В течение предыдущего дня, 5(17) июня, шла усиленная бомбардировка города и с суши и с моря, а ночью часть парового флота союзников (десять судов) начала усиленно обстреливать Южную сторону. Бомбардирование не прекращалось уже с полуночи ни на один час. И вдруг, совсем неожиданно не только для русских, но и для союзников, в 3 часа ночи начался штурм. Дело в том, что генерал Мейран по ошибке принял одну ракету за условленный сигнал и бросился со своей дивизией вперед.

Русские встретили штурмующие колонны убийственным, очень метким огнем. Французы были отброшены с громадными потерями, и одновременно Пелисье получил точные сведения, что с моря шесть русских судов громят Киленбалку и расположенные там французские резервные полки.

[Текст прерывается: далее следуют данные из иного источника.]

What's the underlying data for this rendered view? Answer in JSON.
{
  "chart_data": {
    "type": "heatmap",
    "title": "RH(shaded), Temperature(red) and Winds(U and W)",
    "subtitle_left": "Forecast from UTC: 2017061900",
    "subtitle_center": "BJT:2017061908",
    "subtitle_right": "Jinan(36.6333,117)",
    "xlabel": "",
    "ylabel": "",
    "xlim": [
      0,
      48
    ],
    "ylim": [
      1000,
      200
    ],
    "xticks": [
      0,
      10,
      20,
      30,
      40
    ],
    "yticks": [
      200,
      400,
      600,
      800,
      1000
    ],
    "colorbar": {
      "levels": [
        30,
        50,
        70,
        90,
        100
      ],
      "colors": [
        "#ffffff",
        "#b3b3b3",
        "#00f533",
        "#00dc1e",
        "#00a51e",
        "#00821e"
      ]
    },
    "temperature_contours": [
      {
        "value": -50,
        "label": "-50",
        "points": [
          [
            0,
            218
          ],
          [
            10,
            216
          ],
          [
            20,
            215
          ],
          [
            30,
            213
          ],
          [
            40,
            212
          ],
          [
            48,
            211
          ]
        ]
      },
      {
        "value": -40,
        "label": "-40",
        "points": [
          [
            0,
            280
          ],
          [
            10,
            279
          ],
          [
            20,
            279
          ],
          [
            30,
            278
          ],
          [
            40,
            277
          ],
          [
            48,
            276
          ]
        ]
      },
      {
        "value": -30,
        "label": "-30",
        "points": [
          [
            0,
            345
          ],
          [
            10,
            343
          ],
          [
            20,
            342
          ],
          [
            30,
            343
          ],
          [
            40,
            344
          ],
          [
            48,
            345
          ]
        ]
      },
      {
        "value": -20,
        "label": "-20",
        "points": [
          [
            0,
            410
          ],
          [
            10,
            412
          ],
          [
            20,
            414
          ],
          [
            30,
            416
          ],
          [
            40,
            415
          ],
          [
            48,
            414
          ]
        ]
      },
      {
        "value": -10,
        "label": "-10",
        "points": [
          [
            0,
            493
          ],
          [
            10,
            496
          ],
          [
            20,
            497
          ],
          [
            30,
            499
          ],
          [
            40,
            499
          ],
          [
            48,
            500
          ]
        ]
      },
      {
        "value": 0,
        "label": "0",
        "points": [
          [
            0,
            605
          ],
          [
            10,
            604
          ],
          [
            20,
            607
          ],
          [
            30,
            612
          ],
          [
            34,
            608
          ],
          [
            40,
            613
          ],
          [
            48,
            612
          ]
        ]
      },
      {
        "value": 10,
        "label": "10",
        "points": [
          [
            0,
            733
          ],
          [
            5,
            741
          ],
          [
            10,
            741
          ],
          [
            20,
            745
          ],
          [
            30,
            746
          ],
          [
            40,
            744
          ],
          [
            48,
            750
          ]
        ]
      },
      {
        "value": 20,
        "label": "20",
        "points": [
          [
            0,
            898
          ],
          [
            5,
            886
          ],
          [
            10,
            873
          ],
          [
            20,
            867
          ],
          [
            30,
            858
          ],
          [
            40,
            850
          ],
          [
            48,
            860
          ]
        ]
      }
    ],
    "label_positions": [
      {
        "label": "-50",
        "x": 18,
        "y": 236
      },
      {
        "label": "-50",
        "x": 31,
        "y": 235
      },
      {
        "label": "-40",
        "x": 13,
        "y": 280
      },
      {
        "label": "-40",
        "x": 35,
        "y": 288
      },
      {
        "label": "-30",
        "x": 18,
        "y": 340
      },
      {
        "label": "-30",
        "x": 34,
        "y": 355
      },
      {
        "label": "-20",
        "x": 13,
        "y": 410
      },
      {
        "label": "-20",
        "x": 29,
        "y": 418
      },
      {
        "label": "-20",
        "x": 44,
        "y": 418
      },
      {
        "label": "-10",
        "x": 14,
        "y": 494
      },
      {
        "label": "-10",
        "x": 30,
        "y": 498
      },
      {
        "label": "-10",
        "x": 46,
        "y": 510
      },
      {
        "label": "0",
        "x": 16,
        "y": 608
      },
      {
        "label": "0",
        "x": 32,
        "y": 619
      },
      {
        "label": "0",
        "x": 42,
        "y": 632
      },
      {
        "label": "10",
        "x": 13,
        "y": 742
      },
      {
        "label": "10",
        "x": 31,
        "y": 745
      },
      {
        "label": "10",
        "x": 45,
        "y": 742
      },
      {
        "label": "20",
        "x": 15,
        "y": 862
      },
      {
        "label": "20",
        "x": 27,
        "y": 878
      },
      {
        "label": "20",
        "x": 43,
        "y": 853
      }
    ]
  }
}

Несмотря на эту тяжкую неудачу в самом начале дела, Пелисье энергично продолжал повторные штурмы. По крайней мере пять штурмов (из них два на Малахов курган) были произведены союзниками уже в первые часы этого кровавого дня, и все пять были блистательно отбиты русскими. Шестой штурм, снова направленный на Малахов курган, казалось, сулил французам успех: штурмующая колонна уже ворвалась в одну батарею (№ 6, батарея Жерве), переколола часть находившегося там батальона Полтавского полка, вытеснила остаток батальона и бросилась дальше. Но тут подоспел генерал Хрулев. После отчаянного рукопашного боя французы были отчасти перебиты, отчасти отброшены прочь. Из 138 солдат русской роты, которая первая, не ожидая еще подмоги, бросилась на неприятеля, были перебиты 105 человек во главе с Островским. К вечеру неприятель, отбитый на всех пунктах, ушел окончательно в свои траншеи.

Русские защитники Севастополя одержали самую полную победу, какую только могут одержать осажденные над осаждающими, — победу, объясняемую не только героизмом русских войск, но и многочисленными ошибками французского и английского командований. Французы потеряли в этот день около 5 тысяч человек (2 тысячи убитых и около 3 тысяч раненых), англичане — больше 2 тысяч человек (из них около 400 убитых и 1600 раненых). Но и русские потери были тяжелы: около 4720 человек, из них около 780 убитых, 3132 раненых, 815 контуженых.

Севастопольский гарнизон сильно приободрился после этой в самом деле блестящей победы. Однако июнь принес Севастополю не только радость победы, но и два несчастья…

Первое произошло через два дня после отбитого штурма. Уже 6(18) июня, в день штурма, Тотлебен был контужен. Но он бодрился и не хотел лечь в постель.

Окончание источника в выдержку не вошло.